In [1]:
import math

import numpy as np
import pandas as pd

import matplotlib.pyplot as plt
import missingno
import seaborn as sns

%matplotlib inline

In [4]:
header = ['user_id', 'item_id', 'rating', 'timestamp']
data = pd.read_csv('dataset/u.data', sep='\t', names=header)

In [5]:
data.describe()


Out[5]:
user_id item_id rating timestamp
count 100000.00000 100000.000000 100000.000000 1.000000e+05
mean 462.48475 425.530130 3.529860 8.835289e+08
std 266.61442 330.798356 1.125674 5.343856e+06
min 1.00000 1.000000 1.000000 8.747247e+08
25% 254.00000 175.000000 3.000000 8.794487e+08
50% 447.00000 322.000000 4.000000 8.828269e+08
75% 682.00000 631.000000 4.000000 8.882600e+08
max 943.00000 1682.000000 5.000000 8.932866e+08

In [6]:
n_users = data.user_id.unique().shape[0]
n_items = data.item_id.unique().shape[0]
print('Number of users : {}\tNumber of movies : {}'.format(n_users, n_items))

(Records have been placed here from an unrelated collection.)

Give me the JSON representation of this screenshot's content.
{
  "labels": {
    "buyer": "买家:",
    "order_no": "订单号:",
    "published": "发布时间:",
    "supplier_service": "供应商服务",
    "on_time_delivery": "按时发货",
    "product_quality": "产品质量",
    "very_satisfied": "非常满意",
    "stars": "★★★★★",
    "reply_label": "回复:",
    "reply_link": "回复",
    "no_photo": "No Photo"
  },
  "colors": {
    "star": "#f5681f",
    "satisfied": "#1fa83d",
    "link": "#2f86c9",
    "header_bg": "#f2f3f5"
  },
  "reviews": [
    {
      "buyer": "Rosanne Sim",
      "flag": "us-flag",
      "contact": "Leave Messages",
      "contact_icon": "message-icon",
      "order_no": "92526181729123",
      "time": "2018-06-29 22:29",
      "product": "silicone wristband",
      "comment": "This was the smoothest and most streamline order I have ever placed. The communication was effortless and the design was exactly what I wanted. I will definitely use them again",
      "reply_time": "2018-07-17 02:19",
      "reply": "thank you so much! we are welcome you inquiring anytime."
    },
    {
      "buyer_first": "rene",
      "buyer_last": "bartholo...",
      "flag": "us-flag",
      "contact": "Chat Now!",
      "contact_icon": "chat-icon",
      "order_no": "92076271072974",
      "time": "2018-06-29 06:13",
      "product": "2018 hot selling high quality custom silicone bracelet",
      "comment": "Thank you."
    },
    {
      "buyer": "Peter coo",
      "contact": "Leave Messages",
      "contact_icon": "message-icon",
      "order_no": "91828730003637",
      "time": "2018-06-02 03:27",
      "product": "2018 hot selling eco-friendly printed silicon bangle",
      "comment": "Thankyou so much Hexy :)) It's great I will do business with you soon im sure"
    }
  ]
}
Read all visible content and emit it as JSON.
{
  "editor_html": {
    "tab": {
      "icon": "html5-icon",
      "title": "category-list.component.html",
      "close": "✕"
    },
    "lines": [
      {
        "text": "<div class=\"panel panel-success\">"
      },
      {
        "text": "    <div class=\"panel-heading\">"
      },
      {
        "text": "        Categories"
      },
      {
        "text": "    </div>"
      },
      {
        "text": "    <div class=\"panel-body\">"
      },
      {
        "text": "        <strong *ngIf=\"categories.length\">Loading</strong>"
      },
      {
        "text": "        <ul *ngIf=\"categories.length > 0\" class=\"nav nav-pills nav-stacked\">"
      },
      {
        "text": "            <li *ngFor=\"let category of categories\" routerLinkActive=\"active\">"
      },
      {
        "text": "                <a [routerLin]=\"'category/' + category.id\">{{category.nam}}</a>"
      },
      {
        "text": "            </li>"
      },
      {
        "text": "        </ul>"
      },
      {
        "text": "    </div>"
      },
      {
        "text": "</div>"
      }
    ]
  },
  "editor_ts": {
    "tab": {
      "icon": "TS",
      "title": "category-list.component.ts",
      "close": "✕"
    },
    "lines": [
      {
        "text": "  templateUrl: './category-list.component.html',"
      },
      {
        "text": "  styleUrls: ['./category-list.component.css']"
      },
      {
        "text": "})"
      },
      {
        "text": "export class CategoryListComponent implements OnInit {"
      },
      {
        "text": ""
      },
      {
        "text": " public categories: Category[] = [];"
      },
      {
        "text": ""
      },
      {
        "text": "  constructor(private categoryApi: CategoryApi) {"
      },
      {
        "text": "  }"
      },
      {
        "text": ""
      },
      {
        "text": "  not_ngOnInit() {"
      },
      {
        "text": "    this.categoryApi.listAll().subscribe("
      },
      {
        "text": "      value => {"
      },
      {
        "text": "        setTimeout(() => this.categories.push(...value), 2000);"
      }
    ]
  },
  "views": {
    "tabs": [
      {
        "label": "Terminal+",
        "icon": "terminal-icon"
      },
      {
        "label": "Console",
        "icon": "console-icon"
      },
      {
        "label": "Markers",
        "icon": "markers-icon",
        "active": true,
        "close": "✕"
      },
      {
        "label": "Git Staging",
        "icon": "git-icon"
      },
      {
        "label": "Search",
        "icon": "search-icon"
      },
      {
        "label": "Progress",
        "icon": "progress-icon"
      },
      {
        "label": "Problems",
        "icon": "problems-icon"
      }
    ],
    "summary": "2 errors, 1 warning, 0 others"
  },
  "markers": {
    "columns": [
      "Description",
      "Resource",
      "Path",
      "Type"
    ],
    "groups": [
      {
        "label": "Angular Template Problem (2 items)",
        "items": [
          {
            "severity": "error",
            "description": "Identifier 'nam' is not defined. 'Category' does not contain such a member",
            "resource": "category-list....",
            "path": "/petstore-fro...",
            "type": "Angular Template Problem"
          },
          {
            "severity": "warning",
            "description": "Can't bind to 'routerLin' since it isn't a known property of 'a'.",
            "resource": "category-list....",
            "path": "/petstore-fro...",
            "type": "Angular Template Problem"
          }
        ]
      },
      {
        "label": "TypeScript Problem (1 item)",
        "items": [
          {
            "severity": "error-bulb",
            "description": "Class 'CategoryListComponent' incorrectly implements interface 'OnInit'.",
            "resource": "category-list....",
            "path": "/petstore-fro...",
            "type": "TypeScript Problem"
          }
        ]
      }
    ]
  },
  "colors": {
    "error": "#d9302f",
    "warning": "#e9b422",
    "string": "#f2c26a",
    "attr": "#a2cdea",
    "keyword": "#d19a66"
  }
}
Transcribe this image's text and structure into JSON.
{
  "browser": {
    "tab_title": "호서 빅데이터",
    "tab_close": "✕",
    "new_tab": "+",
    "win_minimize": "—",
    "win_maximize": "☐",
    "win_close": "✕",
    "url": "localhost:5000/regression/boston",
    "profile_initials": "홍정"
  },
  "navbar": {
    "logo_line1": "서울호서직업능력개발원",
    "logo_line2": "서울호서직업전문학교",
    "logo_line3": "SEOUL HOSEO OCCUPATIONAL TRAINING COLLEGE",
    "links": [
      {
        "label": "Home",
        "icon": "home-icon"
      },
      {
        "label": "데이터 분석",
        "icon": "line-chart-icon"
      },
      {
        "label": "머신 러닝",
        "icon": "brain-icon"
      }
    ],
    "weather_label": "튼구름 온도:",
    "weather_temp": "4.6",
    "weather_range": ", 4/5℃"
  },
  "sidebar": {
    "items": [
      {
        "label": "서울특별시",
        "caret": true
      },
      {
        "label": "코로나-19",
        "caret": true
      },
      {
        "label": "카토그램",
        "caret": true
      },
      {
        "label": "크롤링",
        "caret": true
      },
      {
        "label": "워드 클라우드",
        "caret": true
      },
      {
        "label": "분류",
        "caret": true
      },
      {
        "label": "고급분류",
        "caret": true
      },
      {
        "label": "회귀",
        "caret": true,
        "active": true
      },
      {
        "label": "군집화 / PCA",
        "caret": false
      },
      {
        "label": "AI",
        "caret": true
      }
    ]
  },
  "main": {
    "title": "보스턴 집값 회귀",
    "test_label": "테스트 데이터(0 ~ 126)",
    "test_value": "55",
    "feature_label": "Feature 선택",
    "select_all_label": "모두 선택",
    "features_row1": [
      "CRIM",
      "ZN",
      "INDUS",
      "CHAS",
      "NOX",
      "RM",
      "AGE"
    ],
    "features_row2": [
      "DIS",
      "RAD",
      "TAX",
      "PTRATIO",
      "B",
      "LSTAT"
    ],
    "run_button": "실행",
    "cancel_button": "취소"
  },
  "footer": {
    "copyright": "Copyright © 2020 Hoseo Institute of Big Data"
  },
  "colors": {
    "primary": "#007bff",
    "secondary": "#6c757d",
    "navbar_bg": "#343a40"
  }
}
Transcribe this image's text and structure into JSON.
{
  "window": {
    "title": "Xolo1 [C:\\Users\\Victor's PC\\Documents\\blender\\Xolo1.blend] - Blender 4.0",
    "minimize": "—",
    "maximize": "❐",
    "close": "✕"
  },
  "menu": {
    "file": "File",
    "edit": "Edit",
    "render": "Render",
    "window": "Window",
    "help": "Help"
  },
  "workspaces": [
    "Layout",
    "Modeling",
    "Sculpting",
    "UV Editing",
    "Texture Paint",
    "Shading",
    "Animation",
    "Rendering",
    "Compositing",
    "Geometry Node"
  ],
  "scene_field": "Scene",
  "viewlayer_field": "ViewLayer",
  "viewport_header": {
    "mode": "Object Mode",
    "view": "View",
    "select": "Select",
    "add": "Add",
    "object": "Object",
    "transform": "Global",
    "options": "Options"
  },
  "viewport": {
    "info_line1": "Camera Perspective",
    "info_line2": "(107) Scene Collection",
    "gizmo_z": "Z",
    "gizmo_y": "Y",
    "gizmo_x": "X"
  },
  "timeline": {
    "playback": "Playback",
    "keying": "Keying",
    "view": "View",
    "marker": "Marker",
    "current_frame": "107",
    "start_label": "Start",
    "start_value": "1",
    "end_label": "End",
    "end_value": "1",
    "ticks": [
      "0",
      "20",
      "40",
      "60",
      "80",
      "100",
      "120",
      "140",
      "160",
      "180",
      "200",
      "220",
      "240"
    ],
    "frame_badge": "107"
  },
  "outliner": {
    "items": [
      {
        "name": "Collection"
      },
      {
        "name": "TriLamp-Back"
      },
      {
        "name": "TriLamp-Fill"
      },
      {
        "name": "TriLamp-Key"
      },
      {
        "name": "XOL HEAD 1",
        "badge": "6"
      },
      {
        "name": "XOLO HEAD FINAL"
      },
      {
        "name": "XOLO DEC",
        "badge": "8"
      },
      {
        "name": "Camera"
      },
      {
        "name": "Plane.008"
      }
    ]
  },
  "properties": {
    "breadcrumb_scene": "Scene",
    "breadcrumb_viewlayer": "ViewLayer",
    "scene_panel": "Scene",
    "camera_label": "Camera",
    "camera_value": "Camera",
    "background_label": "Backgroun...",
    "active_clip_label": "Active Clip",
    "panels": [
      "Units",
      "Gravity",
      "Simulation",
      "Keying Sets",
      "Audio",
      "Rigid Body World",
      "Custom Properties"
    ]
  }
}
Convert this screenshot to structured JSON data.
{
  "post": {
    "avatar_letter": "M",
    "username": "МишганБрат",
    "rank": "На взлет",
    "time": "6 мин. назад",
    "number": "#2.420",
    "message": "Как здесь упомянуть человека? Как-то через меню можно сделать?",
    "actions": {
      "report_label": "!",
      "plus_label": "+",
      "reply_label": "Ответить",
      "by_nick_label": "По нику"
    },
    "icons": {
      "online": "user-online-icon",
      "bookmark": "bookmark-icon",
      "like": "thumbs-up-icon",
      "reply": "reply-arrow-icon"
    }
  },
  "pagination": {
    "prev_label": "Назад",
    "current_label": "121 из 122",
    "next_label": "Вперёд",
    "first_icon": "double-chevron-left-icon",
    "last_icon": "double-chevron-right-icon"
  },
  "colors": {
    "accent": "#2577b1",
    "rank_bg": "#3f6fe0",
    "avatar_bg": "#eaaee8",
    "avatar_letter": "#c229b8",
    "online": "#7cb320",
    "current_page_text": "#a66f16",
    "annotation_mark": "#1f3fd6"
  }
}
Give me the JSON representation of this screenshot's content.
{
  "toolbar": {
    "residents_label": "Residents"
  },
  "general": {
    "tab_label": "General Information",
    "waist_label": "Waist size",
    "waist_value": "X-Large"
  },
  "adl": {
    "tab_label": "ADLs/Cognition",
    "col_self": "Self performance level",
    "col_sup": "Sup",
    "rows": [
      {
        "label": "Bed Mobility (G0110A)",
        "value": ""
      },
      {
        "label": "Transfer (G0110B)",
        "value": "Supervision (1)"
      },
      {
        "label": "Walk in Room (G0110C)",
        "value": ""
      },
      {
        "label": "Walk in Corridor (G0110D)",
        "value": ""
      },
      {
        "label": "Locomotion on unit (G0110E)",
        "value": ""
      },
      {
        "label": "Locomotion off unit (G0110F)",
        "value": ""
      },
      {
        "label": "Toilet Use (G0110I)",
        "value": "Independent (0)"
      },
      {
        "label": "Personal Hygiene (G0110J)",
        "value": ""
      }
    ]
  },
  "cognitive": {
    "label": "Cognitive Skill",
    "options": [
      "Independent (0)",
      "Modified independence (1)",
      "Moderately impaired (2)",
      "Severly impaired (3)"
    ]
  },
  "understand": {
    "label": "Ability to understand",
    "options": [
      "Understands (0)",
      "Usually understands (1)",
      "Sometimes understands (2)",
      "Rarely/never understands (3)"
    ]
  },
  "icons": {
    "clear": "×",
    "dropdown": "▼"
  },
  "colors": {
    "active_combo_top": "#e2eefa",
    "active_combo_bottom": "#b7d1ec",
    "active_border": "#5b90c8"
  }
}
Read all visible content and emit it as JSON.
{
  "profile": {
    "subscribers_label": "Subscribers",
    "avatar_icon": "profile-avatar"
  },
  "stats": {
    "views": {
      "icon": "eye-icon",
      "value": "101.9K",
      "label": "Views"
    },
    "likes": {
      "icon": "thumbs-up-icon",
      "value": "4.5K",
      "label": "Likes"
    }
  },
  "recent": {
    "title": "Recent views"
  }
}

Number of users : 943	Number of movies : 1682

In [8]:
from sklearn.model_selection import train_test_split

train_data, test_data = train_test_split(data, test_size=0.25)

Memory-Based Collaborative Filtering

Memory-Based Collaborative Filtering approaches can be divided into two main sections: user-item filtering and item-item filtering. A user-item filtering takes a particular user, find users that are similar to that user based on similarity of ratings, and recommend items that those similar users liked. In contrast, item-item filtering will take an item, find users who liked that item, and find other items that those users or similar users also liked. It takes items and outputs other items as recommendations.

  • Item-Item Collaborative Filtering: “Users who liked this item also liked …”
  • User-Item Collaborative Filtering: “Users who are similar to you also liked …”

In [9]:
# Create two user-item matrices, one for training and another for testing
train_data_matrix = np.zeros((n_users, n_items))
for line in train_data.itertuples():
    train_data_matrix[line[1]-1, line[2]-1] = line[3]

test_data_matrix = np.zeros((n_users, n_items))
for line in test_data.itertuples():
    test_data_matrix[line[1]-1, line[2]-1] = line[3]

In [10]:
# Using cosine similarity
from sklearn.metrics.pairwise import pairwise_distances

user_similarity = pairwise_distances(train_data_matrix, metric='cosine')
item_similarity = pairwise_distances(train_data_matrix.T, metric='cosine')

In [15]:
def predict(ratings, similarity, type='user'):
    if type == 'user':
        mean_user_rating = ratings.mean(axis=1)
        #You use np.newaxis so that mean_user_rating has same format as ratings
        ratings_diff = (ratings - mean_user_rating[:, np.newaxis])
        pred = mean_user_rating[:, np.newaxis] + similarity.dot(ratings_diff) / np.array([np.abs(similarity).sum(axis=1)]).T
    elif type == 'item':
        pred = ratings.dot(similarity) / np.array([np.abs(similarity).sum(axis=1)])
    return pred

item_prediction = predict(train_data_matrix, item_similarity, type='item')
user_prediction = predict(train_data_matrix, user_similarity, type='user')

In [16]:
from sklearn.metrics import mean_squared_error

def rmse(prediction, ground_truth):
    prediction = prediction[ground_truth.nonzero()].flatten()
    ground_truth = ground_truth[ground_truth.nonzero()].flatten()
    return math.sqrt(mean_squared_error(prediction, ground_truth))

print('User-based CF RMSE: {}'.format(rmse(user_prediction, test_data_matrix)))
print('Item-based CF RMSE: {}'.format(rmse(item_prediction, test_data_matrix)))


User-based CF RMSE: 3.138932867315602
Item-based CF RMSE: 3.4651598697913806

Model-based Collaborative Filtering

Model-based Collaborative Filtering is based on matrix factorization (MF) which has received greater exposure, mainly as an unsupervised learning method for latent variable decomposition and dimensionality reduction. Matrix factorization is widely used for recommender systems where it can deal better with scalability and sparsity than Memory-based CF. The goal of MF is to learn the latent preferences of users and the latent attributes of items from known ratings (learn features that describe the characteristics of ratings) to then predict the unknown ratings through the dot product of the latent features of users and items. When you have a very sparse matrix, with a lot of dimensions, by doing matrix factorization you can restructure the user-item matrix into low-rank structure, and you can represent the matrix by the multiplication of two low-rank matrices, where the rows contain the latent vector. You fit this matrix to approximate your original matrix, as closely as possible, by multiplying the low-rank matrices together, which fills in the entries missing in the original matrix.


In [20]:
import scipy.sparse as sp
from scipy.sparse.linalg import svds

#get SVD components from train matrix.
u, s, vt = svds(train_data_matrix, k = 4)
s_diag_matrix=np.diag(s)
X_pred = np.dot(np.dot(u, s_diag_matrix), vt)
print('User-based CF MSE: {}'.format(rmse(X_pred, test_data_matrix)))


User-based CF MSE: 2.7901741266119973

In [ ]: